Никто не знал, какая истинная причина заставила такого незаурядного человека как Таунбер, которому до боли претило всё обыденное, застрять в этом сером на вид городке, не выделявшемся ни чем среди прочих подобных ему невзрачных мест. Однако последние годы жизни, ведя скрытно и обособленно от внешнего мира, он ни разу не покинул пределов Колдфилда. Практически не выбирался из дома, если того не требовала острая необходимость.
***
Три мужские фигуры в одинаковых чёрных пальто с завернутыми вокруг шеи шарфами стояли у тротуара, безо всякого интереса разглядывая почерневший широкий фасад высокого мрачного здания напротив, которое ранее приходилось театром теней — единственным развлечением в городе. Но сейчас оно, судя по виду, было заброшенным.
— Хорошо, что мы остановились в мотеле всего на одну ночь. Посмотрим полотна старика и сразу же свалим отсюда. Не хочу здесь оставаться ни на одну лишнюю минуту дольше, — сказал Роджер. Его спутников, эстетствующих гурманов звали Теодор и Эндрю.
— Говорят, Таунберу делали предложение переехать в Нью-Йорк, чтобы участвовать в крупной ежегодной выставке, которая будет проходить в конце ноября. Похоже, его картины привлекли внимание весьма серьезных лиц в этой области. Но он отказался, — сказал Эндрю.

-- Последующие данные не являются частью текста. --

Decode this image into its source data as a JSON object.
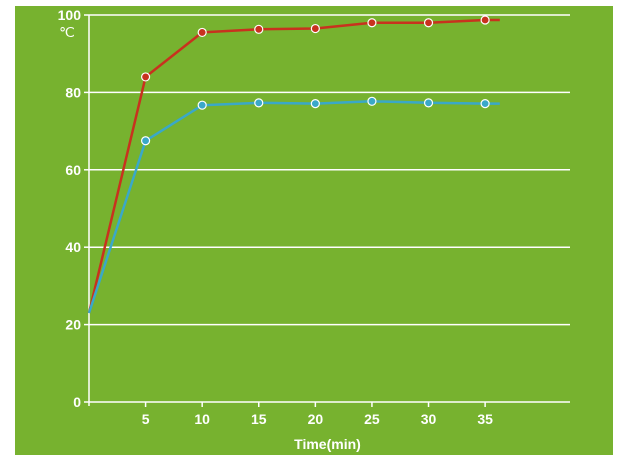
{
  "chart_data": {
    "type": "line",
    "title": "",
    "xlabel": "Time(min)",
    "ylabel": "℃",
    "x": [
      0,
      5,
      10,
      15,
      20,
      25,
      30,
      35,
      36.3
    ],
    "x_ticks": [
      5,
      10,
      15,
      20,
      25,
      30,
      35
    ],
    "y_ticks": [
      0,
      20,
      40,
      60,
      80,
      100
    ],
    "xlim": [
      0,
      42.5
    ],
    "ylim": [
      0,
      100
    ],
    "grid": true,
    "legend": "none",
    "series": [
      {
        "color": "#c8321e",
        "values": [
          23,
          84,
          95.5,
          96.3,
          96.5,
          98,
          98,
          98.7,
          98.7
        ],
        "markers": [
          false,
          true,
          true,
          true,
          true,
          true,
          true,
          true,
          false
        ]
      },
      {
        "color": "#3aa8c8",
        "values": [
          23,
          67.5,
          76.7,
          77.3,
          77.1,
          77.7,
          77.3,
          77.1,
          77.1
        ],
        "markers": [
          false,
          true,
          true,
          true,
          true,
          true,
          true,
          true,
          false
        ]
      }
    ],
    "colors": {
      "background": "#77b22f",
      "axis": "#ffffff",
      "grid": "#ffffff",
      "text": "#ffffff"
    }
  }
}
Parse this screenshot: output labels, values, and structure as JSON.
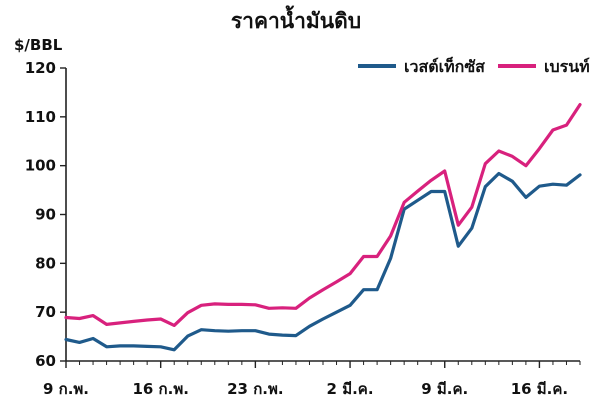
{
  "chart_data": {
    "type": "line",
    "title": "ราคาน้ำมันดิบ",
    "ylabel": "$/BBL",
    "xlabel": "",
    "ylim": [
      60,
      120
    ],
    "yticks": [
      60,
      70,
      80,
      90,
      100,
      110,
      120
    ],
    "x_tick_labels": [
      "9 ก.พ.",
      "16 ก.พ.",
      "23 ก.พ.",
      "2 มี.ค.",
      "9 มี.ค.",
      "16 มี.ค."
    ],
    "x_tick_index": [
      0,
      7,
      14,
      21,
      28,
      35
    ],
    "grid": false,
    "legend_position": "top-right",
    "series": [
      {
        "name": "เวสต์เท็กซัส",
        "color": "#1f5a8b",
        "values": [
          64.4,
          63.8,
          64.6,
          62.9,
          63.1,
          63.1,
          63.0,
          62.9,
          62.3,
          65.1,
          66.4,
          66.2,
          66.1,
          66.2,
          66.2,
          65.5,
          65.3,
          65.2,
          67.1,
          68.6,
          70.0,
          71.4,
          74.6,
          74.6,
          81.0,
          91.1,
          92.9,
          94.7,
          94.7,
          83.5,
          87.2,
          95.7,
          98.4,
          96.8,
          93.5,
          95.8,
          96.2,
          96.0,
          98.1
        ]
      },
      {
        "name": "เบรนท์",
        "color": "#d8217d",
        "values": [
          68.9,
          68.7,
          69.3,
          67.5,
          67.8,
          68.1,
          68.4,
          68.6,
          67.3,
          69.9,
          71.4,
          71.7,
          71.6,
          71.6,
          71.5,
          70.8,
          70.9,
          70.8,
          72.9,
          74.6,
          76.2,
          77.9,
          81.4,
          81.4,
          85.6,
          92.5,
          94.8,
          97.0,
          98.9,
          87.8,
          91.5,
          100.4,
          103.0,
          101.9,
          100.0,
          103.5,
          107.3,
          108.3,
          112.5
        ]
      }
    ]
  }
}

— И почему же? — спросил Теодор.
Эндрю еле заметно усмехнулся:
— Он гений, у гениев свои причуды.
— А я слышал, что он полный псих. Затворник. Живёт в компании пауков, клопов и тараканов. И рисует на стенах собственного дома, — отвечал Роджер.

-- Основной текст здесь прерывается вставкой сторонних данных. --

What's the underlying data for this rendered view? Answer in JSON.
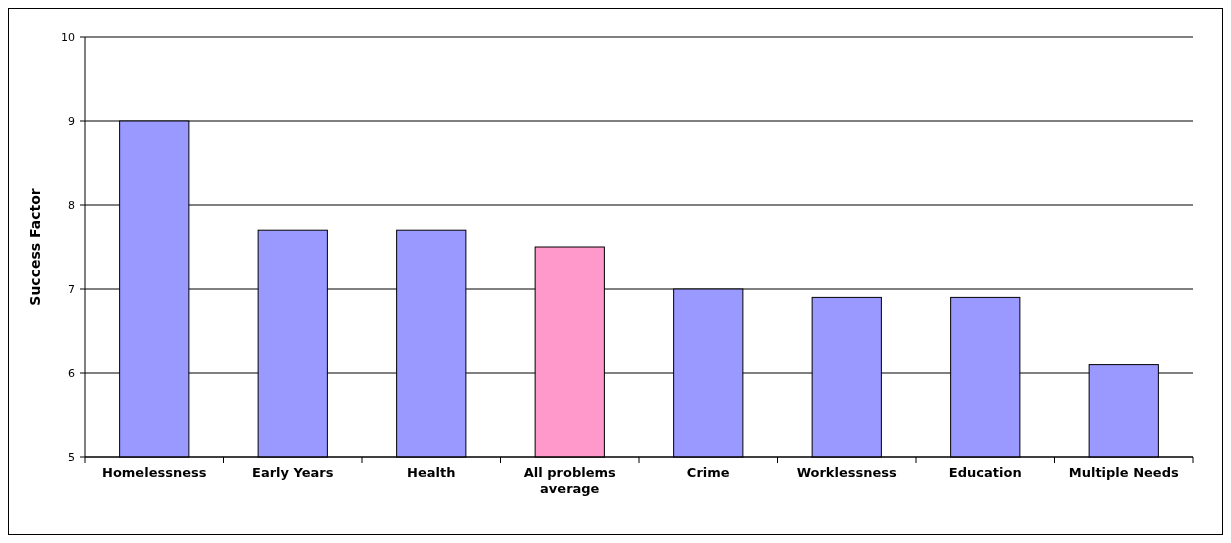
{
  "chart_data": {
    "type": "bar",
    "ylabel": "Success Factor",
    "categories": [
      "Homelessness",
      "Early Years",
      "Health",
      "All problems average",
      "Crime",
      "Worklessness",
      "Education",
      "Multiple Needs"
    ],
    "values": [
      9.0,
      7.7,
      7.7,
      7.5,
      7.0,
      6.9,
      6.9,
      6.1
    ],
    "colors": [
      "#9999ff",
      "#9999ff",
      "#9999ff",
      "#ff99cc",
      "#9999ff",
      "#9999ff",
      "#9999ff",
      "#9999ff"
    ],
    "ylim": [
      5,
      10
    ],
    "yticks": [
      5,
      6,
      7,
      8,
      9,
      10
    ],
    "grid": "y"
  }
}
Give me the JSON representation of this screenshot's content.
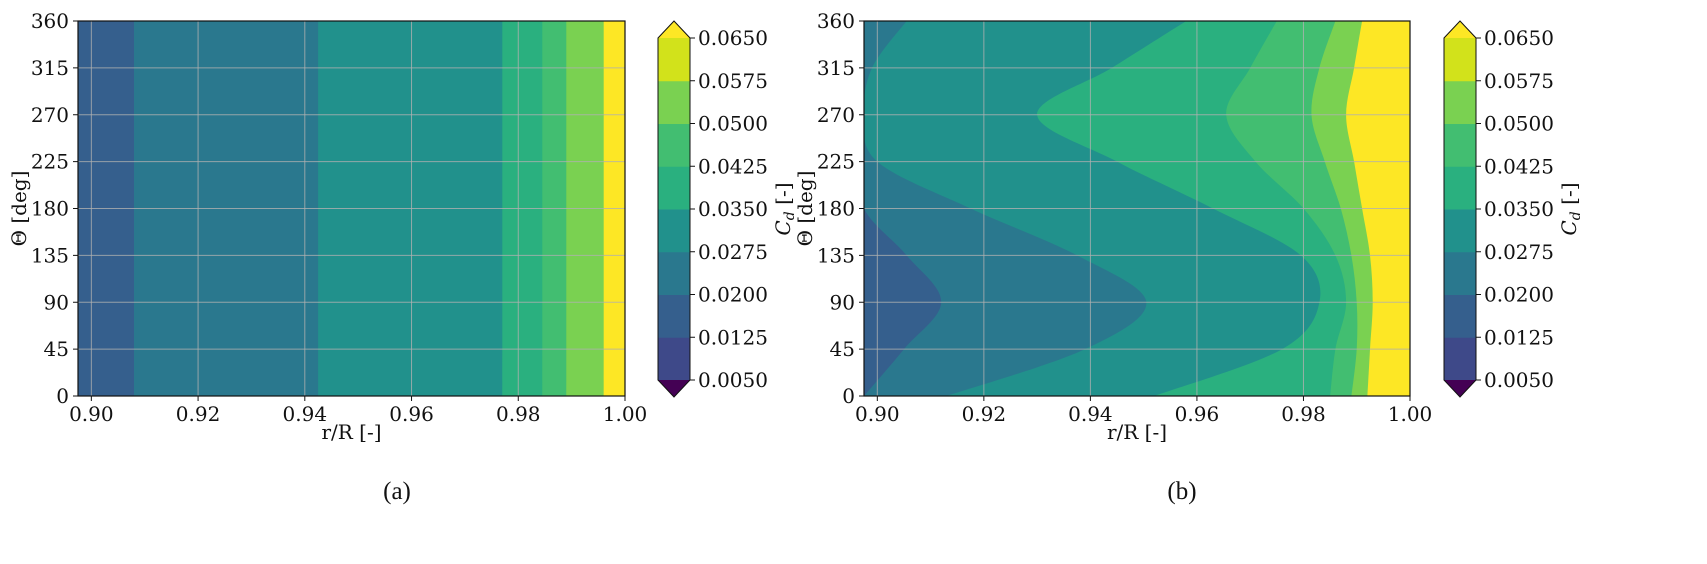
{
  "chart_data": [
    {
      "type": "heatmap",
      "subtype": "filled-contour",
      "panel_label": "(a)",
      "xlabel": "r/R [-]",
      "ylabel": "Θ [deg]",
      "colorbar_label": "C_d [-]",
      "xlim": [
        0.8975,
        1.0
      ],
      "ylim": [
        0,
        360
      ],
      "x_ticks": [
        "0.90",
        "0.92",
        "0.94",
        "0.96",
        "0.98",
        "1.00"
      ],
      "y_ticks": [
        "0",
        "45",
        "90",
        "135",
        "180",
        "225",
        "270",
        "315",
        "360"
      ],
      "colorbar_ticks": [
        "0.0050",
        "0.0125",
        "0.0200",
        "0.0275",
        "0.0350",
        "0.0425",
        "0.0500",
        "0.0575",
        "0.0650"
      ],
      "colorbar_extend": "both",
      "grid": true,
      "theta": [
        0,
        45,
        90,
        135,
        180,
        225,
        270,
        315,
        360
      ],
      "contour_boundaries_r": [
        {
          "level": 0.0275,
          "r": [
            0.908,
            0.908,
            0.908,
            0.908,
            0.908,
            0.908,
            0.908,
            0.908,
            0.908
          ]
        },
        {
          "level": 0.035,
          "r": [
            0.9425,
            0.9425,
            0.9425,
            0.9425,
            0.9425,
            0.9425,
            0.9425,
            0.9425,
            0.9425
          ]
        },
        {
          "level": 0.0425,
          "r": [
            0.977,
            0.977,
            0.977,
            0.977,
            0.977,
            0.977,
            0.977,
            0.977,
            0.977
          ]
        },
        {
          "level": 0.05,
          "r": [
            0.9845,
            0.9845,
            0.9845,
            0.9845,
            0.9845,
            0.9845,
            0.9845,
            0.9845,
            0.9845
          ]
        },
        {
          "level": 0.0575,
          "r": [
            0.989,
            0.989,
            0.989,
            0.989,
            0.989,
            0.989,
            0.989,
            0.989,
            0.989
          ]
        },
        {
          "level": 0.065,
          "r": [
            0.996,
            0.996,
            0.996,
            0.996,
            0.996,
            0.996,
            0.996,
            0.996,
            0.996
          ]
        }
      ]
    },
    {
      "type": "heatmap",
      "subtype": "filled-contour",
      "panel_label": "(b)",
      "xlabel": "r/R [-]",
      "ylabel": "Θ [deg]",
      "colorbar_label": "C_d [-]",
      "xlim": [
        0.8975,
        1.0
      ],
      "ylim": [
        0,
        360
      ],
      "x_ticks": [
        "0.90",
        "0.92",
        "0.94",
        "0.96",
        "0.98",
        "1.00"
      ],
      "y_ticks": [
        "0",
        "45",
        "90",
        "135",
        "180",
        "225",
        "270",
        "315",
        "360"
      ],
      "colorbar_ticks": [
        "0.0050",
        "0.0125",
        "0.0200",
        "0.0275",
        "0.0350",
        "0.0425",
        "0.0500",
        "0.0575",
        "0.0650"
      ],
      "colorbar_extend": "both",
      "grid": true,
      "theta": [
        0,
        45,
        90,
        135,
        180,
        225,
        270,
        315,
        360
      ],
      "contour_boundaries_r": [
        {
          "level": 0.0275,
          "r": [
            0.8975,
            0.905,
            0.912,
            0.9055,
            0.8975,
            0.8975,
            0.8975,
            0.8975,
            0.8975
          ]
        },
        {
          "level": 0.035,
          "r": [
            0.913,
            0.939,
            0.9505,
            0.9375,
            0.9175,
            0.9,
            0.8975,
            0.899,
            0.9055
          ]
        },
        {
          "level": 0.0425,
          "r": [
            0.952,
            0.976,
            0.983,
            0.9795,
            0.963,
            0.945,
            0.93,
            0.944,
            0.958
          ]
        },
        {
          "level": 0.05,
          "r": [
            0.985,
            0.986,
            0.988,
            0.986,
            0.98,
            0.971,
            0.9655,
            0.97,
            0.975
          ]
        },
        {
          "level": 0.0575,
          "r": [
            0.989,
            0.99,
            0.99,
            0.989,
            0.987,
            0.984,
            0.9815,
            0.983,
            0.986
          ]
        },
        {
          "level": 0.065,
          "r": [
            0.992,
            0.9925,
            0.993,
            0.9925,
            0.991,
            0.9895,
            0.988,
            0.9895,
            0.991
          ]
        }
      ]
    }
  ],
  "colors": {
    "band_0.0050": "#481b6d",
    "band_0.0125": "#3e4989",
    "band_0.0200": "#355f8d",
    "band_0.0275": "#2a788e",
    "band_0.0350": "#21918c",
    "band_0.0425": "#2ab07f",
    "band_0.0500": "#42be71",
    "band_0.0575": "#7ad151",
    "band_0.0650": "#d2e21b",
    "over": "#fde725",
    "under": "#440154",
    "grid": "#b0b0b0"
  }
}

— Гениальность и безумие всегда идут рука об руку. Чтобы создать нечто оригинальное и не похожее ни на что другое, нужно обладать очень странным проникновенным умом, смотреть на мир не совсем в том порядке, как того требует установленная кем-то норма.
Теодор скучающе зевнул.
— В любом случае, мне не нравится это место, — сказал Роджер, скрестив руки на груди и оглядываясь вокруг. — Оно слишком депрессивное, даже когда светит солнце.
Эндрю взглянул на часы.
— До назначенного времени осталось ещё полтора часа. Можем пока посидеть в кафешке, попить кофе.
Как души покидают внешние оболочки, они тихо удалились, оставляя пустые каменные дома, расставленные вдоль улицы, словно могильные плиты, в абсолютной тишине и одиночестве.
***
Наступил вечер.
— Осторожно, смотрите под ноги, — раздался с порога сухой неприветливый голос Джона Таунбера, который походил на шелест бумаги. Впрочем, тон вполне соответствовал облику самого хозяина: низкорослого, скукоженного старика похожего на ожившую восковую статую. И только глаза в центре дряблой землисто-серого цвета неподвижной маски, служившей ему лицом, беспокойно блуждали и вспыхивали, как два огонька свечи в чёрной кельи.

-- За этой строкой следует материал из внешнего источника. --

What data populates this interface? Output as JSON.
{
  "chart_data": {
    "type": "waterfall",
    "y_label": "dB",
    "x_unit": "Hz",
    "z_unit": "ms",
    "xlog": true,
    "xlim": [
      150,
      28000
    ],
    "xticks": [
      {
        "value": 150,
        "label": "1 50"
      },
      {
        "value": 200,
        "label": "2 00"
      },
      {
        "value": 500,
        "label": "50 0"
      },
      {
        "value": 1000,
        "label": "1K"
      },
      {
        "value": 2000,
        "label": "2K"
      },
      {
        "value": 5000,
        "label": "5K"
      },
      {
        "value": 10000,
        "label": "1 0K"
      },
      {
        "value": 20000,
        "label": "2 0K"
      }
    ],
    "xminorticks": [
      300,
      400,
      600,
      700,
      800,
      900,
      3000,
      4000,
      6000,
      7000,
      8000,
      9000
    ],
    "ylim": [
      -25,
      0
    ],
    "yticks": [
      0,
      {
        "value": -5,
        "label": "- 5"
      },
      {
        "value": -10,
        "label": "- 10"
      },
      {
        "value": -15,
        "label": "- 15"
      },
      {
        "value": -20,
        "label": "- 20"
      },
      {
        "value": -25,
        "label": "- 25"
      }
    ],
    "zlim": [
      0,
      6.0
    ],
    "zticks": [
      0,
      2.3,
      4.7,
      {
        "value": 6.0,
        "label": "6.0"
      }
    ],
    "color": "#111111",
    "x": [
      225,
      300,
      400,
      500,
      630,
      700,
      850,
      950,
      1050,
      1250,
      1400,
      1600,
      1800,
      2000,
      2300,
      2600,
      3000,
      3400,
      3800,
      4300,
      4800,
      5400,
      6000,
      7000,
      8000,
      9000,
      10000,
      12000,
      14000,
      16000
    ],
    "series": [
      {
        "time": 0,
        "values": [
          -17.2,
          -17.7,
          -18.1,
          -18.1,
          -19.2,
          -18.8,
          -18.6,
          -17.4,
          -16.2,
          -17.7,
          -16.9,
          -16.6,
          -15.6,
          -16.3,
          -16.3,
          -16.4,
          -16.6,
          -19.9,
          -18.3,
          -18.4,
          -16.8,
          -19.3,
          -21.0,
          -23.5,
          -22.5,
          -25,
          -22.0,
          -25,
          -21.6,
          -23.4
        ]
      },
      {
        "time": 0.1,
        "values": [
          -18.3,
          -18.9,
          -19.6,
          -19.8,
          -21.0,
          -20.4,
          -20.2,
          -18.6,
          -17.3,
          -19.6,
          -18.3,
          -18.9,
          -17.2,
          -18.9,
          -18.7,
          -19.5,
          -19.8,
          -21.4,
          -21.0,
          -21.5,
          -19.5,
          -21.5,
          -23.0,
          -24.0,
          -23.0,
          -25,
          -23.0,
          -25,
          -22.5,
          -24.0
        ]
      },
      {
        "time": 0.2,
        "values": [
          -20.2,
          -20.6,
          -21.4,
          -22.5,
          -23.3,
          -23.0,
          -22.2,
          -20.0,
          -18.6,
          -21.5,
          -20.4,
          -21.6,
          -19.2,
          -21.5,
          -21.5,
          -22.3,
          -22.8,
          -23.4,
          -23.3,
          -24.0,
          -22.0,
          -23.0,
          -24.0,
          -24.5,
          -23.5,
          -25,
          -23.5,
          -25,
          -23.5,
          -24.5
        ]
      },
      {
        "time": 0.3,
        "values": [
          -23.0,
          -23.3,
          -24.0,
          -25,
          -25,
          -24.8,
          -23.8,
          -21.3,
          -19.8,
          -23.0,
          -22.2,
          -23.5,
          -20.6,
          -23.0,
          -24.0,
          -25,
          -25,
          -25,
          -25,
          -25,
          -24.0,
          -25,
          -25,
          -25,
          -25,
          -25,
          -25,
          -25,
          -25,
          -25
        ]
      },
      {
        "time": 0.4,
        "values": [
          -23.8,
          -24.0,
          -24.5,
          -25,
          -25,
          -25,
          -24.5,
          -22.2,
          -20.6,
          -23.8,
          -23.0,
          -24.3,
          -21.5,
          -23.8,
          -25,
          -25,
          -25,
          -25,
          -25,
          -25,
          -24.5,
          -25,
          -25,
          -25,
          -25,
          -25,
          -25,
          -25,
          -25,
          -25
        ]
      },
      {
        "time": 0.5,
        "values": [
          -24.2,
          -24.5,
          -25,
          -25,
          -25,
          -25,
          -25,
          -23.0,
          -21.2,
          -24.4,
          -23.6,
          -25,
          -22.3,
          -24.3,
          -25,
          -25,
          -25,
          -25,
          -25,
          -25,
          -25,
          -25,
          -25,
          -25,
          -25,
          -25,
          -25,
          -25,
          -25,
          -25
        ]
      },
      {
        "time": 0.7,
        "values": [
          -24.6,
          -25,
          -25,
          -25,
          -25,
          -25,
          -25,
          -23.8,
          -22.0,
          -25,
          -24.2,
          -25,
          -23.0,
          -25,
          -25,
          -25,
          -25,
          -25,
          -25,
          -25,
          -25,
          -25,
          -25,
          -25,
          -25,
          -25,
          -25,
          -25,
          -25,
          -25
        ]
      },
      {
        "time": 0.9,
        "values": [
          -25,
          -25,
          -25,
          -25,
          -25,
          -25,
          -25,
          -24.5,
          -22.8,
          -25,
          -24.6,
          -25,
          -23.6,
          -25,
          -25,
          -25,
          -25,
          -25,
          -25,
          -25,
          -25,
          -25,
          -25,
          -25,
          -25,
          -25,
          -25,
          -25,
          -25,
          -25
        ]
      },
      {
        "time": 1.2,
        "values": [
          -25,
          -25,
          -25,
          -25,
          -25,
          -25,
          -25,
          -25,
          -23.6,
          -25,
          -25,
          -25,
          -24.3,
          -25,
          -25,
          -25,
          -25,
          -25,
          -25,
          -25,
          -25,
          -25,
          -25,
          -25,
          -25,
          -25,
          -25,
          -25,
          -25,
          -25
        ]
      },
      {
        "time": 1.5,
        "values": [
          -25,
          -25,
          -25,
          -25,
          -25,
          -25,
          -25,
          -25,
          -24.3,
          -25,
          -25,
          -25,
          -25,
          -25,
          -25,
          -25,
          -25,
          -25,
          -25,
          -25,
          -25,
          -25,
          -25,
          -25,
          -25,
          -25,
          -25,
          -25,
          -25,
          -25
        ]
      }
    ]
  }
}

В захламленной прихожей старого чахлого дома на полу валялась одежда, вырезки из газет и вскрытые пустые консервные банки вперемешку с коробками, нагроможденными друг на друга.
Он повёл гостей по длинному узкому коридору, который вывел их на кухню, где стены оказались изрисованными тёмно-яркими изображениями. Отдалено они напоминали Питера Брейгеля Старшего «Фламандские пословицы». Только выполнены они были в более вычурном стиле, уродливо-комичном, присущим холодному отстранённому стилю Таунбера. Гигантская сцена мира, на которой торжествовала какая-то инфернальная безумная жизнь: люди, заключённые в ней, будто пораженные неизвестной болезнью прыгали, катались по земле, кривлялись, прятали за спинами ножи, бились головами о стены, совокуплялись на столах с яствами, мутузили друг друга, танцевали и, разбежавшись со всего маху прыгали с высоких прямоугольных крыш. Все лица скрывали карнавальные и шутовские маски.